Companies need to disclose more on climate risks, panel says

LONDON (AP) — Investors need more information about the risks companies face from global warming so they can fund development of the new technologies that are needed to control climate change and mitigate its effects, a task force said Wednesday.

An international panel, chaired by former New York City Mayor Michael Bloomberg, developed recommendations over the last year based on the idea that markets need more and better data to respond to the challenge of climate change.

The task force was appointed by the Financial Stability Board, an arm of the Group of 20 industrialized nations and led by Bank of England Governor Mark Carney.

"The challenge is that investors currently don't have the information they need to respond to these developments," Carney and Bloomberg wrote Wednesday in the Guardian newspaper. "This must change if financial markets are going to do what they do best: allocate capital to manage risks and seize new opportunities."

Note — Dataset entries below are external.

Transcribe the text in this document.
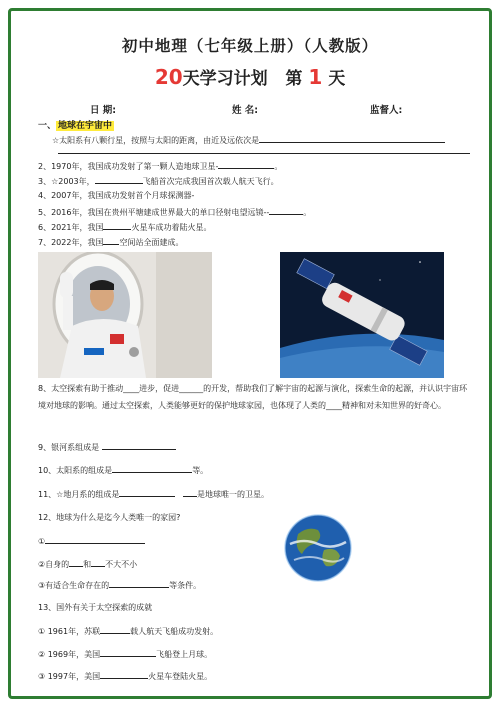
初中地理（七年级上册）（人教版）
20天学习计划 第 1 天
日 期:	姓 名:	监督人:
一、 地球在宇宙中
☆太阳系有八颗行星，按照与太阳的距离，由近及远依次是
2、1970年，我国成功发射了第一颗人造地球卫星-	。
3、☆2003年，	飞船首次完成我国首次载人航天飞行。
4、2007年，我国成功发射首个月球探测器-
5、2016年，我国在贵州平塘建成世界最大的单口径射电望远镜--	。
6、2021年，我国	火星车成功着陆火星。
7、2022年，我国 空间站全面建成。
8、太空探索有助于推动____进步，促进______的开发，帮助我们了解宇宙的起源与演化，探索生命的起源，并认识宇宙环境对地球的影响。通过太空探索，人类能够更好的保护地球家园，也体现了人类的____精神和对未知世界的好奇心。
9、银河系组成是
10、太阳系的组成是	等。
11、☆地月系的组成是	是地球唯一的卫星。
12、地球为什么是迄今人类唯一的家园?
①
②自身的 和 不大不小
③有适合生命存在的	等条件。
13、国外有关于太空探索的成就
① 1961年，苏联	载人航天飞船成功发射。
② 1969年，美国	飞船登上月球。
③ 1997年，美国	火星车登陆火星。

The recommendations come a year after 195 countries agreed to work together to limit the rise in average global temperatures to less than 2 degrees Celsius. U.S. President-elect Donald Trump, who has called global warming a "hoax," has said he plans to abandon the U.S. commitment to reduce carbon emissions as part of that agreement.

The task force is composed of executives from major companies, banks and insurance companies, including J.P. Morgan Chase, BHP Billiton and Swiss Re. The companies represented have a combined market value of $1.5 trillion, while the financial institutions oversee $20 trillion in assets.

The panel developed its recommendations after the G-20 asked it to examine the financial stability risks posed by climate change. The advice focuses on "practical, material disclosures" that can be used by all financial institutions and companies that raise money from investors, Carney and Bloomberg said.

"Of course, given the uncertainties around climate, not everyone will agree on the timing or scale of adjustments required to achieve this goal," Carney said at the report's launch. "But the right information will allow optimists and pessimists, skeptics and evangelists, to back their convictions with their capital."

He also dipped into history to explain his view.

"Early disclosure rules allowed 20th-century financial markets to grow our economies by pricing risks more accurately," he said. "The spread of such standards internationally has helped lift more than a billion people out of poverty. Climate-related disclosures could be as transformative for 21st-century markets."